Friday 20 April 2007

Friday's Finch...

This pretty little bird showed up in the garden last week and stayed…as I write this I’m watching one of them scatching in the gravel outside my office window.


Scottish-Gold-Finch

The goldfinch is not rare or endangered but this is the fist time we have had one in our garden. As usual, I had to identify the newcomer and then went online to get some background. I wasn’t going to write about this little bird (I don’t want to bore you all) but there are some interesting facts about goldfinches in history and I thought I would share some of them here.

Goldfinches were kept as caged birds for their song, a melodious silvery twittering, and during Victorian times they were successfully crossed with Canaries to produce prettier songbirds. The resulting birds (known as Mules) could not be bred with as they were sterile but they are still being raised today.

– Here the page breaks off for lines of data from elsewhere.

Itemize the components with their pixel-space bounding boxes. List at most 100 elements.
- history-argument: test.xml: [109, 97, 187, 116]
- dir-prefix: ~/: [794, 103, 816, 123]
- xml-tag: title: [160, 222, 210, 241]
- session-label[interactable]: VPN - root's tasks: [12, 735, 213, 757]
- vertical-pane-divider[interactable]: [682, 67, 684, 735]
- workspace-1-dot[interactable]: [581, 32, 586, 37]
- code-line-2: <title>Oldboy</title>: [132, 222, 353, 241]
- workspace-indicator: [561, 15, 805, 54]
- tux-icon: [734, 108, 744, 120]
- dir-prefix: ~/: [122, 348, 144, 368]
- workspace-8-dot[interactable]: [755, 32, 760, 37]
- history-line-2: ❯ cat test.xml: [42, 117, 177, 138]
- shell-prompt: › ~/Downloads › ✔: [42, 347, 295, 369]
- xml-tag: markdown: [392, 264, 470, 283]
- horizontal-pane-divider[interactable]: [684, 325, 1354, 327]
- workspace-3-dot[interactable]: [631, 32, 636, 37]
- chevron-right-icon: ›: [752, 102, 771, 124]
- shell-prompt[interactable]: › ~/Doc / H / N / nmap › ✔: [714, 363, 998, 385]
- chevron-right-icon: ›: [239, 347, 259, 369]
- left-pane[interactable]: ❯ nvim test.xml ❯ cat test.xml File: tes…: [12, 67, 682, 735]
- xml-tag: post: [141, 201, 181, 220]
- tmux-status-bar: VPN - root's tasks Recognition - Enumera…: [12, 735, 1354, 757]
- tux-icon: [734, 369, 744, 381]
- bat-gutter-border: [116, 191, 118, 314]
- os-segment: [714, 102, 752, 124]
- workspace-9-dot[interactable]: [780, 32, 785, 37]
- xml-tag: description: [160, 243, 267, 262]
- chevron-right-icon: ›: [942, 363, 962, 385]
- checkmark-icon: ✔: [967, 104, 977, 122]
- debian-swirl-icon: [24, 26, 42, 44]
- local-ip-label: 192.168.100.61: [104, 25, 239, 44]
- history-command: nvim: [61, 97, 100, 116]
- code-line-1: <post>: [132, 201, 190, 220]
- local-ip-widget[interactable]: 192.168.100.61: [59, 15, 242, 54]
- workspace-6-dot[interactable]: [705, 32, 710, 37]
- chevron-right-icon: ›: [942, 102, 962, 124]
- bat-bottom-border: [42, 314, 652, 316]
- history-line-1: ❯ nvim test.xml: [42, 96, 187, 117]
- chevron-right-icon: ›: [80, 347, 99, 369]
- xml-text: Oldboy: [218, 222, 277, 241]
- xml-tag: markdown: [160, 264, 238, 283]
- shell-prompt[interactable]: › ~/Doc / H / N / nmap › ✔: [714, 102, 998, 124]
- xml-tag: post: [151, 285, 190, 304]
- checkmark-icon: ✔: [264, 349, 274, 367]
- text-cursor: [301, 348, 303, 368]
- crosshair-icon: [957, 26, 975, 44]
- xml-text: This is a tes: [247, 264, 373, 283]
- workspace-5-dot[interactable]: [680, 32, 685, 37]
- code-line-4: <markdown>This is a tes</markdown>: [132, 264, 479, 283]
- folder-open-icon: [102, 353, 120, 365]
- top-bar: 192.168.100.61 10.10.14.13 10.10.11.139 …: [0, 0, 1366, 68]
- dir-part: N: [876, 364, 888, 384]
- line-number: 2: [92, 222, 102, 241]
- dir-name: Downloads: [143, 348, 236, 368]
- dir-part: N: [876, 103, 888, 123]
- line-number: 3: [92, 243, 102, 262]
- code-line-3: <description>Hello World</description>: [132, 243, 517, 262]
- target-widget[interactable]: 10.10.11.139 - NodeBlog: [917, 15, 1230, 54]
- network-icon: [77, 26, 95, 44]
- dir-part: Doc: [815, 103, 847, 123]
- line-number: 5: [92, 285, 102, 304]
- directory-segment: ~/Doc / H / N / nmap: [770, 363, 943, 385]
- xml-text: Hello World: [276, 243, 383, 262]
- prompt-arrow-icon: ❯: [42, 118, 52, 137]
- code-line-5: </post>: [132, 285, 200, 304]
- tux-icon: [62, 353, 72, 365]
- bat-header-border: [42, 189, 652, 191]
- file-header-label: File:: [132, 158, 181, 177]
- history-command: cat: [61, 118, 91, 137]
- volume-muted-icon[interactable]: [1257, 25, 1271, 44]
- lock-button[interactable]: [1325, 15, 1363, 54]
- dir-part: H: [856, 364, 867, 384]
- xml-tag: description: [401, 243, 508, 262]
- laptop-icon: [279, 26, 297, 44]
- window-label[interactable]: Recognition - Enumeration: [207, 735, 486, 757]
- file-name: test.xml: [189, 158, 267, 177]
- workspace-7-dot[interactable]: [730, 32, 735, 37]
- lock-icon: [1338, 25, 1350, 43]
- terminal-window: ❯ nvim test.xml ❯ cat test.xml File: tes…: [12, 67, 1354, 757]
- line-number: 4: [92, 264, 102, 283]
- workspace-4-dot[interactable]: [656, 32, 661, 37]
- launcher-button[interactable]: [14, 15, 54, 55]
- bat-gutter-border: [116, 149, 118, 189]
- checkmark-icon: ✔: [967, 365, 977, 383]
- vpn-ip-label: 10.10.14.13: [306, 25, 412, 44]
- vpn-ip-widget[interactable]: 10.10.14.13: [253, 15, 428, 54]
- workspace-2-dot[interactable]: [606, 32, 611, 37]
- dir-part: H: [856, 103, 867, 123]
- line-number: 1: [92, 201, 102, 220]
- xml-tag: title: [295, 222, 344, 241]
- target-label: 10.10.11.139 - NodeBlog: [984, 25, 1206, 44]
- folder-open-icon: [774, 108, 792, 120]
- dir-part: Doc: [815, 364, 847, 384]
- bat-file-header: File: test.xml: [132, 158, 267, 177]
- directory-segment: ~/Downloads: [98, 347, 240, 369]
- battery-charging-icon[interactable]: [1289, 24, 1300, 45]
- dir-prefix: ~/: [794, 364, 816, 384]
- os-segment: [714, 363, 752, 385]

In the wild, goldfinches feed on small seeds from plants like thistles and teasels but will catch insects when raising their young. Because it eats from and nests in thorns and thistles, this bird is associated in Christian symbolism with the Passion and the Crown of Thorns and appears in paintings of the Madonna and Child. It is also an emblem of endurance, fruitfulness and persistence and during medieval times, the goldfinch was even used by some as a charm to ward off the plague.

At about five inches long and weighing a megre half ounce these are a lot of attributes for such a small bird but it’s a very pretty small bird!